Sobral, de 27 años, ha conseguido que el certamen vuelva a ser tema de conversación en el país con una balada marcada por la sencillez y, vestido de negro, sin más elementos que el micrófono, se yergue con su peculiar estilo despreocupado como un enamorado que resiste a todo.
Como el propio intérprete dijo a periodistas poco antes de meter a Portugal en la final de Eurovisión, su actuación está marcada por "emoción, sensibilidad y simplicidad", algo que la autora de la canción, su hermana Luísa Sobral, considera que tiene mucho que ver con la música que se hace actualmente en su país.
"Estamos muy contentos porque nuestra canción acaba por representar un poco aquello que se hace en este momento en Portugal", sostuvo la compositora en una carta enviada al semanario luso Expresso.
A juicio de Luísa Sobral, el éxito que está cosechando su hermano, sobre todo en redes -el vídeo oficial de su actuación se acerca a las tres millones de visitas-, "demuestra que quizás la simplicidad llega a las personas, que no es necesario un gran aparato".
La final de Kiev será el escenario perfecto para demostrarlo y, a juzgar por la opinión de las casas de apuestas, la mejor oportunidad que tiene Portugal para ganar el concurso, en el que ha participado en 48 ediciones sin colarse nunca entre los cinco mejores.
Su mejor resultado fue la sexta posición conseguida en 1996 con la canción "O meu coração não tem cor" (Mi corazón no tiene color), de Lúcia Moniz, conocida internacionalmente por interpretar en la película "Love, Actually" (2003) a "Aurélia", la portuguesa de la que se enamora el personaje de Colin Firth.
Desde ese año, el interés de los lusos por seguir el festival fue decayendo poco a poco, hasta enviar en 2011 a un grupo de comediantes, Homens da Luta, que no consiguió pasar de semifinales con su canción "A Luta é Alegria" (La lucha es alegría).

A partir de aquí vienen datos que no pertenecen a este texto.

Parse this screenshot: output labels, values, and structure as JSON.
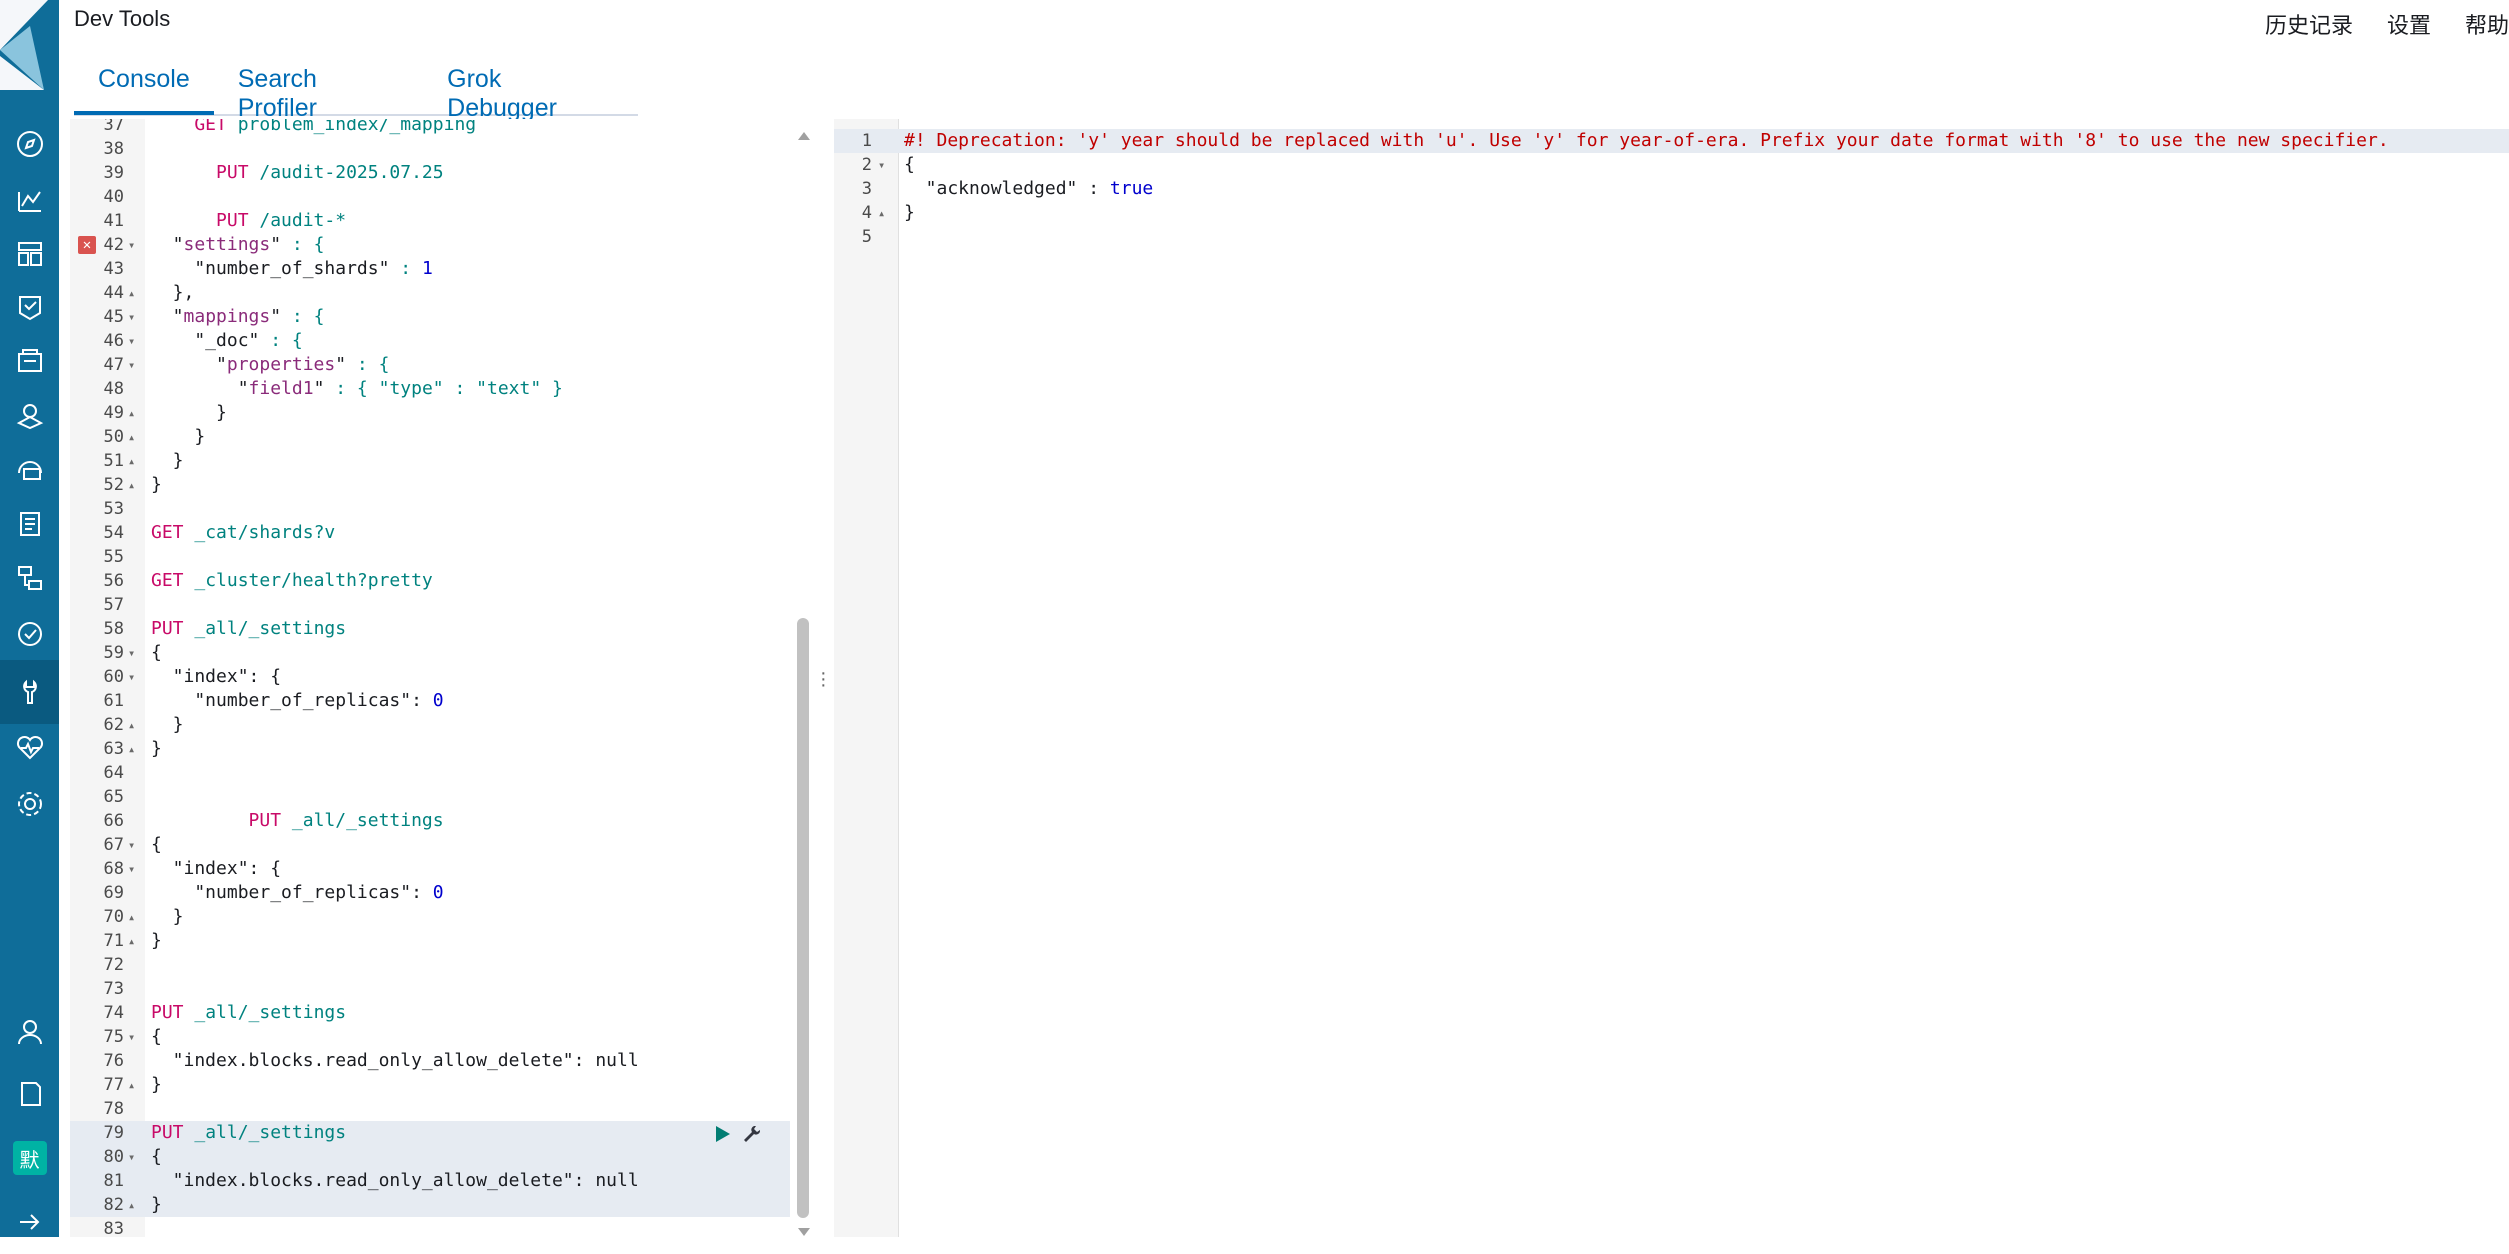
{
  "header": {
    "title": "Dev Tools",
    "links": [
      "历史记录",
      "设置",
      "帮助"
    ]
  },
  "tabs": [
    {
      "label": "Console",
      "active": true
    },
    {
      "label": "Search Profiler",
      "active": false
    },
    {
      "label": "Grok Debugger",
      "active": false
    }
  ],
  "sidebar": {
    "items": [
      "compass",
      "visualize",
      "dashboard",
      "canvas",
      "maps",
      "ml",
      "infrastructure",
      "logs",
      "apm",
      "uptime",
      "dev-tools",
      "monitoring",
      "management"
    ],
    "user_badge": "默"
  },
  "editor": {
    "lines": [
      {
        "n": "37",
        "fold": "",
        "t": [
          [
            "m",
            "    GET "
          ],
          [
            "u",
            "problem_index/_mapping"
          ]
        ]
      },
      {
        "n": "38",
        "fold": "",
        "t": []
      },
      {
        "n": "39",
        "fold": "",
        "t": [
          [
            "m",
            "      PUT "
          ],
          [
            "u",
            "/audit-2025.07.25"
          ]
        ]
      },
      {
        "n": "40",
        "fold": "",
        "t": []
      },
      {
        "n": "41",
        "fold": "",
        "t": [
          [
            "m",
            "      PUT "
          ],
          [
            "u",
            "/audit-*"
          ]
        ]
      },
      {
        "n": "42",
        "fold": "▾",
        "err": true,
        "t": [
          [
            "b",
            "  \""
          ],
          [
            "k",
            "settings"
          ],
          [
            "b",
            "\""
          ],
          [
            "s",
            " : {"
          ]
        ]
      },
      {
        "n": "43",
        "fold": "",
        "t": [
          [
            "b",
            "    \"number_of_shards\""
          ],
          [
            "s",
            " : "
          ],
          [
            "n",
            "1"
          ]
        ]
      },
      {
        "n": "44",
        "fold": "▴",
        "t": [
          [
            "b",
            "  },"
          ]
        ]
      },
      {
        "n": "45",
        "fold": "▾",
        "t": [
          [
            "b",
            "  \""
          ],
          [
            "k",
            "mappings"
          ],
          [
            "b",
            "\""
          ],
          [
            "s",
            " : {"
          ]
        ]
      },
      {
        "n": "46",
        "fold": "▾",
        "t": [
          [
            "b",
            "    \"_doc\""
          ],
          [
            "s",
            " : {"
          ]
        ]
      },
      {
        "n": "47",
        "fold": "▾",
        "t": [
          [
            "b",
            "      \""
          ],
          [
            "k",
            "properties"
          ],
          [
            "b",
            "\""
          ],
          [
            "s",
            " : {"
          ]
        ]
      },
      {
        "n": "48",
        "fold": "",
        "t": [
          [
            "b",
            "        \""
          ],
          [
            "k",
            "field1"
          ],
          [
            "b",
            "\""
          ],
          [
            "s",
            " : { \"type\" : \"text\" }"
          ]
        ]
      },
      {
        "n": "49",
        "fold": "▴",
        "t": [
          [
            "b",
            "      }"
          ]
        ]
      },
      {
        "n": "50",
        "fold": "▴",
        "t": [
          [
            "b",
            "    }"
          ]
        ]
      },
      {
        "n": "51",
        "fold": "▴",
        "t": [
          [
            "b",
            "  }"
          ]
        ]
      },
      {
        "n": "52",
        "fold": "▴",
        "t": [
          [
            "b",
            "}"
          ]
        ]
      },
      {
        "n": "53",
        "fold": "",
        "t": []
      },
      {
        "n": "54",
        "fold": "",
        "t": [
          [
            "m",
            "GET "
          ],
          [
            "u",
            "_cat/shards?v"
          ]
        ]
      },
      {
        "n": "55",
        "fold": "",
        "t": []
      },
      {
        "n": "56",
        "fold": "",
        "t": [
          [
            "m",
            "GET "
          ],
          [
            "u",
            "_cluster/health?pretty"
          ]
        ]
      },
      {
        "n": "57",
        "fold": "",
        "t": []
      },
      {
        "n": "58",
        "fold": "",
        "t": [
          [
            "m",
            "PUT "
          ],
          [
            "u",
            "_all/_settings"
          ]
        ]
      },
      {
        "n": "59",
        "fold": "▾",
        "t": [
          [
            "b",
            "{"
          ]
        ]
      },
      {
        "n": "60",
        "fold": "▾",
        "t": [
          [
            "b",
            "  \"index\": {"
          ]
        ]
      },
      {
        "n": "61",
        "fold": "",
        "t": [
          [
            "b",
            "    \"number_of_replicas\": "
          ],
          [
            "n",
            "0"
          ]
        ]
      },
      {
        "n": "62",
        "fold": "▴",
        "t": [
          [
            "b",
            "  }"
          ]
        ]
      },
      {
        "n": "63",
        "fold": "▴",
        "t": [
          [
            "b",
            "}"
          ]
        ]
      },
      {
        "n": "64",
        "fold": "",
        "t": []
      },
      {
        "n": "65",
        "fold": "",
        "t": []
      },
      {
        "n": "66",
        "fold": "",
        "t": [
          [
            "m",
            "         PUT "
          ],
          [
            "u",
            "_all/_settings"
          ]
        ]
      },
      {
        "n": "67",
        "fold": "▾",
        "t": [
          [
            "b",
            "{"
          ]
        ]
      },
      {
        "n": "68",
        "fold": "▾",
        "t": [
          [
            "b",
            "  \"index\": {"
          ]
        ]
      },
      {
        "n": "69",
        "fold": "",
        "t": [
          [
            "b",
            "    \"number_of_replicas\": "
          ],
          [
            "n",
            "0"
          ]
        ]
      },
      {
        "n": "70",
        "fold": "▴",
        "t": [
          [
            "b",
            "  }"
          ]
        ]
      },
      {
        "n": "71",
        "fold": "▴",
        "t": [
          [
            "b",
            "}"
          ]
        ]
      },
      {
        "n": "72",
        "fold": "",
        "t": []
      },
      {
        "n": "73",
        "fold": "",
        "t": []
      },
      {
        "n": "74",
        "fold": "",
        "t": [
          [
            "m",
            "PUT "
          ],
          [
            "u",
            "_all/_settings"
          ]
        ]
      },
      {
        "n": "75",
        "fold": "▾",
        "t": [
          [
            "b",
            "{"
          ]
        ]
      },
      {
        "n": "76",
        "fold": "",
        "t": [
          [
            "b",
            "  \"index.blocks.read_only_allow_delete\": null"
          ]
        ]
      },
      {
        "n": "77",
        "fold": "▴",
        "t": [
          [
            "b",
            "}"
          ]
        ]
      },
      {
        "n": "78",
        "fold": "",
        "t": []
      },
      {
        "n": "79",
        "fold": "",
        "hl": true,
        "actions": true,
        "t": [
          [
            "m",
            "PUT "
          ],
          [
            "u",
            "_all/_settings"
          ]
        ]
      },
      {
        "n": "80",
        "fold": "▾",
        "hl": true,
        "t": [
          [
            "b",
            "{"
          ]
        ]
      },
      {
        "n": "81",
        "fold": "",
        "hl": true,
        "t": [
          [
            "b",
            "  \"index.blocks.read_only_allow_delete\": null"
          ]
        ]
      },
      {
        "n": "82",
        "fold": "▴",
        "hl": true,
        "t": [
          [
            "b",
            "}"
          ]
        ]
      },
      {
        "n": "83",
        "fold": "",
        "t": []
      }
    ]
  },
  "output": {
    "lines": [
      {
        "n": "1",
        "fold": "",
        "warn": true,
        "t": [
          [
            "w",
            "#! Deprecation: 'y' year should be replaced with 'u'. Use 'y' for year-of-era. Prefix your date format with '8' to use the new specifier."
          ]
        ]
      },
      {
        "n": "2",
        "fold": "▾",
        "t": [
          [
            "b",
            "{"
          ]
        ]
      },
      {
        "n": "3",
        "fold": "",
        "t": [
          [
            "b",
            "  \"acknowledged\" : "
          ],
          [
            "n",
            "true"
          ]
        ]
      },
      {
        "n": "4",
        "fold": "▴",
        "t": [
          [
            "b",
            "}"
          ]
        ]
      },
      {
        "n": "5",
        "fold": "",
        "t": []
      }
    ]
  },
  "colors": {
    "sidebar": "#0f6d99",
    "tab_active": "#006bb4",
    "method": "#c80a68",
    "url": "#00827f"
  }
}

Fue el punto más bajo en cuanto a representaciones de Portugal en Eurovisión, y hasta la llegada de Sobral, el país no ha vuelto a clasificarse para la final, sin siquiera participar en 2013 y 2016.
Son dos de las cinco veces en total que Portugal, desde que participó en el festival por primera vez en 1964, no ha postulado un representante, en consonancia con el desinterés de los ciudadanos, que ahora comienzan a volver la vista hacia Eurovisión.
Para conseguir la inédita victoria, tendrán que superar primero al gran favorito, el representante de Italia, Francesco Gabanni, y conseguir aumentar sus apoyos internacionales, que tradicionalmente han liderado Francia, España, Suiza, Alemania y Bélgica.